During these dismal years Horatio Bridge was Hawthorne's good genius. The letters that Hawthorne wrote to him have not been preserved, but we may judge of their character by Bridge's replies to him — always frank, manly, sympathetic and encouraging. Hawthorne evidently confided his troubles and difficulties to Bridge, as he would to an elder brother. Bridge finally destroyed Hawthorne's letters, not so much on account of their complaining tone as for the personalities they contained; [Footnote: Horatio Bridge, 69.] and this suggests to us that there was still another side to Hawthorne's life at this epoch concerning which we shall never be enlightened. A man could not have had a better friend than Horatio Bridge. He was to Hawthorne what Edward Irving was to Carlyle; and the world is more indebted to them both than it often realizes.

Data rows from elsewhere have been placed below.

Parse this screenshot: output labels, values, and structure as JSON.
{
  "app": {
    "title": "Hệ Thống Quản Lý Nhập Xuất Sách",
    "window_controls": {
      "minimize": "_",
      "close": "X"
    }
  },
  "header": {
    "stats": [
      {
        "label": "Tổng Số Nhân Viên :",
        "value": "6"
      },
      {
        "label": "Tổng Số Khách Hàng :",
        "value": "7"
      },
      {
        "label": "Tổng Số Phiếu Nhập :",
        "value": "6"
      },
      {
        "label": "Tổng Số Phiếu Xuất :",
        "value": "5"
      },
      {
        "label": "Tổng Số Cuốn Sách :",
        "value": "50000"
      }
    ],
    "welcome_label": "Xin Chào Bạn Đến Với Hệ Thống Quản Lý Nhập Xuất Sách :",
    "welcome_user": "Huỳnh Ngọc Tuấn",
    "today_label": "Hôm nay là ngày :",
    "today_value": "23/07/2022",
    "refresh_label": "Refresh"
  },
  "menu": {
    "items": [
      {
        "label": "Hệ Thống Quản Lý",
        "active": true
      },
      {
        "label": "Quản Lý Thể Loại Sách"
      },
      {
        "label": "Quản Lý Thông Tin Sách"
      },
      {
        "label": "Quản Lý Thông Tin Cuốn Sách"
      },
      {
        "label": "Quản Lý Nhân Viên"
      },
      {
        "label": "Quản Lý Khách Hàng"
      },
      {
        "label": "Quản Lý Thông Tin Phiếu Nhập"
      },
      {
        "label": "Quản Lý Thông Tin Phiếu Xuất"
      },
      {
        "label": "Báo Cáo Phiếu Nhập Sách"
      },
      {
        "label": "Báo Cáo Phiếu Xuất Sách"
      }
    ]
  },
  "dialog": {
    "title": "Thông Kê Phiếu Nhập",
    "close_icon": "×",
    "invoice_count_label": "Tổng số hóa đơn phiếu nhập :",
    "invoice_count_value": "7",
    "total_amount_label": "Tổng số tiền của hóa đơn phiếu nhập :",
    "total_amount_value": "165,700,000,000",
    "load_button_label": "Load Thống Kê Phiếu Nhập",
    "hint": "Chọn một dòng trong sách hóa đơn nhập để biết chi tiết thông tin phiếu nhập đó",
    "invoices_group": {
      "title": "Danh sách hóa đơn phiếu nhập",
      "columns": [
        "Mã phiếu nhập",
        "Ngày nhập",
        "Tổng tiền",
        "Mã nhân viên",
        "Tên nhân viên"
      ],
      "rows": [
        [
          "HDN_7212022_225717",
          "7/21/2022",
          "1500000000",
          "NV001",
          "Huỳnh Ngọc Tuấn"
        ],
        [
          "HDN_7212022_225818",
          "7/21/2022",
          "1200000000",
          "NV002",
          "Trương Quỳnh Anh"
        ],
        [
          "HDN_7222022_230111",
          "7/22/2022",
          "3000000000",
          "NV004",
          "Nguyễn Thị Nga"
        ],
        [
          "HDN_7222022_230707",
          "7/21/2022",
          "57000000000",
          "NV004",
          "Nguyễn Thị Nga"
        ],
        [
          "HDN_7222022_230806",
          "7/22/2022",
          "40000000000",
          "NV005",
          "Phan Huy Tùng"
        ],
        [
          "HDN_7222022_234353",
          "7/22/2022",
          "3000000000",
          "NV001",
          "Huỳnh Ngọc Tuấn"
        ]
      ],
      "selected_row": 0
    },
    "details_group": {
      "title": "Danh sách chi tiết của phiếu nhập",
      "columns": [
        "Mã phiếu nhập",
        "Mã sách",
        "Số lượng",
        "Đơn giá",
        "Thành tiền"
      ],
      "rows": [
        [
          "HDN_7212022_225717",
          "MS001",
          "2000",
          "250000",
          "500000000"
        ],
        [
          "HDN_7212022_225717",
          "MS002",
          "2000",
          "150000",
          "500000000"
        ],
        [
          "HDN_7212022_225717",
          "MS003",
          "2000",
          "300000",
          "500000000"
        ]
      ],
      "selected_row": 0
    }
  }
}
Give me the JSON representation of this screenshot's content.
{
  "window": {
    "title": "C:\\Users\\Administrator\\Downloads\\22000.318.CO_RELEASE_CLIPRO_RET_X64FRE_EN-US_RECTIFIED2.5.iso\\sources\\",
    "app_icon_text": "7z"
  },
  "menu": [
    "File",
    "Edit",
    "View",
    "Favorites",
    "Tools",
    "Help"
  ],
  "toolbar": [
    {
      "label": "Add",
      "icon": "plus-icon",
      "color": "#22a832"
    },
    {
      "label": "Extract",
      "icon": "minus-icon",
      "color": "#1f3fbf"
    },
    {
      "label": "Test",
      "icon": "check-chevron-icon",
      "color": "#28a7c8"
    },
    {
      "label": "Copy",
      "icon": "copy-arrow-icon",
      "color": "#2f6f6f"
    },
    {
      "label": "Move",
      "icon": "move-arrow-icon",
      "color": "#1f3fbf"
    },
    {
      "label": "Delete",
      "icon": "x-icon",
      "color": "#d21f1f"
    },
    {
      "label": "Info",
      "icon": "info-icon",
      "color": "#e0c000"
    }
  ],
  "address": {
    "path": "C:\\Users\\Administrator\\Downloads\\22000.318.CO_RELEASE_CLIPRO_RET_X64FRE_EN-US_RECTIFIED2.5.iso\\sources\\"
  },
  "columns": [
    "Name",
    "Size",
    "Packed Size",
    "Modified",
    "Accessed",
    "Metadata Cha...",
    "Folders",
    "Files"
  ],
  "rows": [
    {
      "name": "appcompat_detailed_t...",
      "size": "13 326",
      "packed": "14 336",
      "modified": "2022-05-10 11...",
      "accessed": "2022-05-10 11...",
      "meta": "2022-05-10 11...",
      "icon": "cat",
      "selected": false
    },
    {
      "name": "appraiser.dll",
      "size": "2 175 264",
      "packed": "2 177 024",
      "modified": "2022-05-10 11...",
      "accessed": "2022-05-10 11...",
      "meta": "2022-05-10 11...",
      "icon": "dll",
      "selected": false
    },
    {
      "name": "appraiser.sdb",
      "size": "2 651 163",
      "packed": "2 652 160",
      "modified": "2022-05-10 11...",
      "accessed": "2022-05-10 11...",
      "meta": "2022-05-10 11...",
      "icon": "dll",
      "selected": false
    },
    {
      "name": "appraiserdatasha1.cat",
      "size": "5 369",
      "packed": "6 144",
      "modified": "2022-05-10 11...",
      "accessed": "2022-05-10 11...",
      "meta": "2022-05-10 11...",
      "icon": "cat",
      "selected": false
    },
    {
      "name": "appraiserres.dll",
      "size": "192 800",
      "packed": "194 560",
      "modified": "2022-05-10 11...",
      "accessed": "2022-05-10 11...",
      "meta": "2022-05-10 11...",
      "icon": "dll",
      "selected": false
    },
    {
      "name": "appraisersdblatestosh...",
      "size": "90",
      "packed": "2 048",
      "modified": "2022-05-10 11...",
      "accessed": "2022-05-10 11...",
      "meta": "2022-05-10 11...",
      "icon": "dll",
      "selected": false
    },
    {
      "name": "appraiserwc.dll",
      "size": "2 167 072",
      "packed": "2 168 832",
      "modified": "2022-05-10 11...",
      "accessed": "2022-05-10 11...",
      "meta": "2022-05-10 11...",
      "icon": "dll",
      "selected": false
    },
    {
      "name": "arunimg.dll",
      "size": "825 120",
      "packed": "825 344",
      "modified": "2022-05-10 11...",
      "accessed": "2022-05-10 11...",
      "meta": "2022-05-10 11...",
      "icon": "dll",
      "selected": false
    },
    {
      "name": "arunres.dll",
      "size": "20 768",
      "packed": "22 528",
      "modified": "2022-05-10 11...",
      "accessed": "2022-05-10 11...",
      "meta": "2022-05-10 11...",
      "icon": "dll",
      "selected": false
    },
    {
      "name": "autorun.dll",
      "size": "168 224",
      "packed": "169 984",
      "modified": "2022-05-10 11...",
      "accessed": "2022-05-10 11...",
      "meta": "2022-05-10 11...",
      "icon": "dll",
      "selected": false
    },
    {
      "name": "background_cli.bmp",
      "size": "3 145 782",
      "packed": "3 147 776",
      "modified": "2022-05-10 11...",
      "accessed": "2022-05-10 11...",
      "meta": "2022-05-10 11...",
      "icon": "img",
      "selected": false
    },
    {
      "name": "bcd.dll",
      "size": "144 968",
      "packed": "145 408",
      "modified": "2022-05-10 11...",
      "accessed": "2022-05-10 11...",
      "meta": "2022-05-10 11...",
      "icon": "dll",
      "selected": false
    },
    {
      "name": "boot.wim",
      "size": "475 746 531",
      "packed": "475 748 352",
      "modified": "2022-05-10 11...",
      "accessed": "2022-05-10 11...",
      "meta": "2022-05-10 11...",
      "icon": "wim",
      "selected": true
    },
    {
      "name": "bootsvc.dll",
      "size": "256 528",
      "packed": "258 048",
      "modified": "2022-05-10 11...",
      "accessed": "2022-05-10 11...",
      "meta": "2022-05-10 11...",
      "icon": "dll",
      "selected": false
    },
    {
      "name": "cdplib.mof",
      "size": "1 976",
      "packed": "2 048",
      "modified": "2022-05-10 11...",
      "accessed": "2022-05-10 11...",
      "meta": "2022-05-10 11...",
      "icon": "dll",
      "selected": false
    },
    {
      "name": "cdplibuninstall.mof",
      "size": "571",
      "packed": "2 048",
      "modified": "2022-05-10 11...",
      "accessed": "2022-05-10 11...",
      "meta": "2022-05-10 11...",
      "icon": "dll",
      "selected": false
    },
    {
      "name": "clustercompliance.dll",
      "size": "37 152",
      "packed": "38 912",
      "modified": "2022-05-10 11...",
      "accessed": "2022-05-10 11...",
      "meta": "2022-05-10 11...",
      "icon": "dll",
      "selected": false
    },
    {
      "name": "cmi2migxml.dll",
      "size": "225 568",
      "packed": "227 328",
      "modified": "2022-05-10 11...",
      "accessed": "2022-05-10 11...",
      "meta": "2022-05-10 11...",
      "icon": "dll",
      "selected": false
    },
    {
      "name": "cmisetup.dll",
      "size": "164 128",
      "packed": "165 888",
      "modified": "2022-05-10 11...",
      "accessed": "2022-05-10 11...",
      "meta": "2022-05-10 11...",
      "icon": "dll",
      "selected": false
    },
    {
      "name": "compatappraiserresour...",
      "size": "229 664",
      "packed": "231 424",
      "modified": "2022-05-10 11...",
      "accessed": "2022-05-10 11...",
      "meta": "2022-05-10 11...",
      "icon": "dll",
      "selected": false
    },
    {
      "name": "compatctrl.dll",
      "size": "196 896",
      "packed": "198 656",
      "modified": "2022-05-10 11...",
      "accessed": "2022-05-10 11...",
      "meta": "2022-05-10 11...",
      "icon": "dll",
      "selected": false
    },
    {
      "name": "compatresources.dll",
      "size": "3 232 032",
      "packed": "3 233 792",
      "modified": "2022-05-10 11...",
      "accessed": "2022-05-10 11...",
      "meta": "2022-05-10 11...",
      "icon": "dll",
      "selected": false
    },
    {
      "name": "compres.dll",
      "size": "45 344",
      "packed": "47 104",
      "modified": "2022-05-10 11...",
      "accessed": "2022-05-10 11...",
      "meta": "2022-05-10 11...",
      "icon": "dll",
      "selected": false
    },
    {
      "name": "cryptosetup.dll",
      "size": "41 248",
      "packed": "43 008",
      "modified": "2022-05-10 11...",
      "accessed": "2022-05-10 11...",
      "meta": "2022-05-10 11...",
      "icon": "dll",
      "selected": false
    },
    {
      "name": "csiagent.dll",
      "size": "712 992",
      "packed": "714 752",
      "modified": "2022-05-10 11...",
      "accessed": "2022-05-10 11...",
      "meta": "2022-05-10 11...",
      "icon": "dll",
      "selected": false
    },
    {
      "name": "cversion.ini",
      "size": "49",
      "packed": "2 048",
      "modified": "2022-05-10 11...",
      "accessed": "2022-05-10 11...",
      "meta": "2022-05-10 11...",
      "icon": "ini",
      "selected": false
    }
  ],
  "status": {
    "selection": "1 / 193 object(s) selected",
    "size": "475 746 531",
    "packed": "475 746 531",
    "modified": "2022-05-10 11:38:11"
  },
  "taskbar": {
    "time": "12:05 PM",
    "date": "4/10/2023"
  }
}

There is in fact a decided similarity between the lives of Carlyle and Hawthorne, in spite of radical differences in their work and characters. Both started at the foot of the ladder, and met with a hard, long struggle for recognition; both found it equally difficult to earn their living by their pens; both were assisted by most devoted friends, and both finally achieved a reputation among the highest in their own time. If there is sometimes a melancholy tinge in their writings, may we wonder at it? Pericles said, “We need the theatre to chase away the sadness of life,” and it might have benefited the whole Hawthorne family to have gone to the theatre once a fortnight; but there were few entertainments in Salem, except of the stiff conventional sort, or in the shape of public dances open to firemen and shop-girls. Long afterward, Elizabeth Hawthorne wrote of her brother:

“His habits were as regular as possible. In the evening after tea he went out for about an hour, whatever the weather was; and in winter, after his return, he ate a pint bowl of thick chocolate — (not cocoa, but the old-fashioned chocolate) crumbed full of bread: eating never hurt him then, and he liked good things. In summer he ate something equivalent, finishing with fruit in the season of it. In the evening we discussed political affairs, upon which we differed in opinion; he being a Democrat, and I of the opposite party. In reality, his interest in such things was so slight that I think nothing would have kept it alive but my contentious spirit. Sometimes, when he had a book that he particularly liked, he would not talk. He read a great many novels.” [Footnote: J. Hawthorne, i. 125.]